Die Murrhardterin Gabi Dietrich hat die ganze Welt bereist. Doch vor sieben Jahren hat sie ihren Platz gefunden: im Wolkenhof . Seither kommen Menschen aller Kontinente zu ihr und ihrer Familie, denn die Türen der Villa am Waldrand stehen für Gäste stets offen.

Murrhardt - In dem Haus möchte ich einmal leben“ – dieser Gedanke spukte Gabi Dietrich als Kind im Kopf herum, wenn sie zusammen mit ihren Eltern auf sonntäglichen Familienspaziergängen in dem Café, das damals im Wolkenhof eingerichtet war, einkehrte. „Ich habe mir dann immer vorgestellt, wie es wäre, dort zu wohnen“, erzählt die heute 49-Jährige.

 

Nun sitzt sie zusammen mit ihrem Mann Hannes Dietrich im lichtdurchfluteten Wintergarten des Wolkenhofes. Wie das gesamte im Jahr 1907 errichtete Haupthaus des Anwesens ist er im Jugendstil erbaut worden. Davor breitet sich der große Garten wie ein grüner Teppich aus. Zwischen den hohen Bäumen und Sträuchern, die ihn umgeben, lassen sich nur vereinzelt Ausblicke auf die Murrhardter Kernstadt erhaschen, die sich unterhalb des Hofbergs erstreckt, auf dessen Südhang das Anwesen liegt.

„Zu Lebzeiten des Erbauers Heinrich von Zügel war das ein Tennisplatz“, erzählt Hannes Dietrich. Wenn man im Wolkenhof wohne, komme man nicht umhin sich auch mit dem Leben und Wirken seines Bauherrn zu beschäftigen, meint der 55-Jährige. Und oftmals, wenn er auf die Terrasse hinausblicke, sehe er vor seinem inneren Auge Heinrich von Zügel, wie er mit einer Zigarre im Mund vor seiner Staffelei stehe und eines seiner impressionistischen Tiergemälde male. „Als wir vor unserem Einzug das gesamte Haus leer geräumt und renoviert haben, sind wir sogar noch auf ein paar Zigarrenschachteln von ihm gestoßen.“

Ihr Reihenmittelhaus war der Patchwork-Familie zu eng

Das war vor sieben Jahren. Damals ging Gabi Dietrichs Kleinmädchentraum in Erfüllung und sie zog mit ihrem Mann und ihren Kindern Raphael und Lelaina in den Wolkenhof – wider alle Vernunft, da sich das denkmalgeschützte Gebäude mit seinen hohen Räumen nur schwer beheizen läßt.

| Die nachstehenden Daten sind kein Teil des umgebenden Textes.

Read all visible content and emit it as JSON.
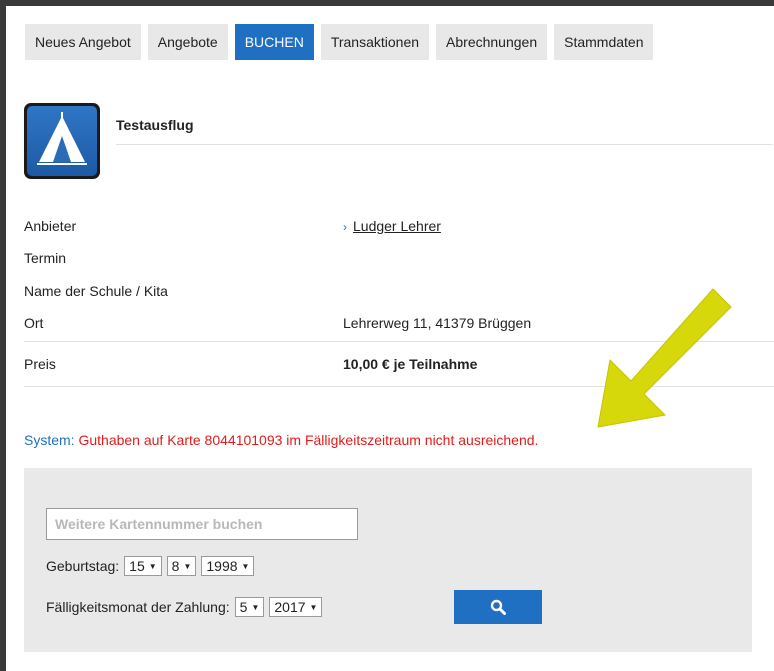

Ihr Reihenmittelhaus in Murrhardt war der sechsköpfigen Patchwork-Familie zu eng geworden, zu der auch Hannes Söhne Benjamin und Raphael gehören. Zwar gingen Hannes Dietrichs damals bereits erwachsene Kinder längst ihre eigenen Wege, doch kamen und kommen sie regelmäßig auf Besuch.

Platz haben Dietrichs in dem 400 Quadratmeter großen Wolkenhof im Vergleich zu ihrem knapp hundert Quadratmeter großen Reihenhaus dafür nun wahrlich genug – mehr als sie für sich, ihre vier Kinder und fünf Katzen brauchen. Daher stehen die Türen des Anwesens Pensionsgästen stets offen. So ist es wie zu Lebzeiten Heinrich von Zügels ein Treffpunkt für Jung und Alt. Der Maler hatte im Jahr 1873 vom Verkaufserlös eines seiner Bilder das geschichtsträchtige Gelände auf dem Hofberg gekauft, das im Spätmittelalter der Sitz der Herren von Wolkenstein war, und dort 1907 das heutige Haupthaus als Sommerhaus für seine Familie errichten lassen.

Auch aus Japan, Brasilien und Australien reisen Gäste an

Noch heute ist der Wolkenhof in Familienbesitz. Dietrichs haben ihn lediglich gemietet. Nach wie vor zieht es auch Nachkommen des 1941 in München gestorbenen Impressionisten in die Geburtsstadt ihres Vorfahrens. Mitglieder der Zügel-Großfamilie sind aber nur ein kleiner Teil der zahlreichen Gäste, welche die Dietrichs Jahr für Jahr willkommen heißen und die teilweise weit gereist sind.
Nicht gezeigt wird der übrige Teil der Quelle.